In the report Meade submitted in October, he described his directive to Hancock as simply “to represent me on the field” and act “in conjunction with Major-General Howard.” But years later, that was not how Hancock
remembered it. “General Meade came immediately to my headquarters and told me to transfer command of the Second Corps to [Brigadier General John] Gibbon, and proceed at once to the front,” Hancock recalled, “and in the event of the truth of the report of General Reynolds’s death or disability, to assume command of the corps on that field.” Hancock was startled, partly from the news that “General Reynolds has been killed, or badly wounded,” and partly because, whether he realized it or not, Meade was disregarding the cardinal rule of army
seniority. Hancock had only been in corps command for little more than a month, and was four steps below Otis Howard in seniority in the volunteer service, while
John Gibbon was actually junior to another of Hancock’s division commanders, John Caldwell. Meade paid no attention to Hancock’s scruples. He “must have a man who he knew and could trust,” someone who could make a politically reliable estimate of the situation, and not some wild-eyed call to an
abolitionist suicide ride.

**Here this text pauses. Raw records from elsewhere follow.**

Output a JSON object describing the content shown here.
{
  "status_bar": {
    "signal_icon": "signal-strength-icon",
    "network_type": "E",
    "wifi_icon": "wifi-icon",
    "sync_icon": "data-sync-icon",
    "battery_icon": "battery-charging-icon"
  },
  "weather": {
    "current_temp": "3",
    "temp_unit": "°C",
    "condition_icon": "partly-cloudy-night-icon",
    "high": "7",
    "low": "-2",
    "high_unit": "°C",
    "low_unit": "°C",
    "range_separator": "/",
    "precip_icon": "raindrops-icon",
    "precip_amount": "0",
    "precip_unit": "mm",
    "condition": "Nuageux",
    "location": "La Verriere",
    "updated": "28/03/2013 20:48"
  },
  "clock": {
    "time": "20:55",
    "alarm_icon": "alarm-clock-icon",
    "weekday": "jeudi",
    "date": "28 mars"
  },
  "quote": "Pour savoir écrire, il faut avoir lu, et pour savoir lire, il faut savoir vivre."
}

Hancock was as steady a McClellanite as Meade himself, while Gibbon was, if anything, even more contemptuous of the Republican crusaders. Besides, Lincoln and Stanton had given Meade the blanket authority, denied to Joe Hooker, to override seniority and delegate authority to whomever he wished:
You are authorized to remove from command, and to send from your army, any officer or other person you may deem proper, and to appoint to command as you may deem expedient.
6

That was good enough for Hancock. “The moment these instructions were given me, I turned over command of the Second Corps to General Gibbon, and then started, with my personal staff at a very rapid pace for the battlefield.” Hancock and his chief of staff,
Charles Morgan, commandeered an ambulance so that they could sit and study a “poor little map that had been furnished” by Meade as they took to the
Taneytown Road, while Hancock’s aide-de-camp,
William Mitchell, pelted on ahead to notify Howard. There was not much to be learned from Meade’s map, and Hancock finally lost patience with the pace of the ambulance, ordered up the horses, and took off “galloping to the front.” He and his staff were still four miles from Gettysburg when they passed another ambulance, headed in the other direction and escorted by a single officer. It contained the body of John Reynolds, laid out in a crude coffin. “A deep silence fell upon the staff, and not a word was spoken till … the panorama of Gettysburg lay unrolled before them.”
7

It was not clear to Hancock, at that moment, whether Meade intended him to take charge of a fight or arrange for a retreat, “extricating from peril the two corps at the front.” But even as Hancock was on his way, dispatches and wig-wags from the signalers continued to come in to Taneytown, and Meade’s mind slowly began revolving toward a decision to redirect the army toward Gettysburg. By three o’clock, the
2nd Corps was on the road to Gettysburg; the Pipe Creek Circular was canceled, and at 4:30 Meade began
issuing orders to Sykes, Slocum, and Sedgwick to turn their corps around and “move up to Gettysburg at once.”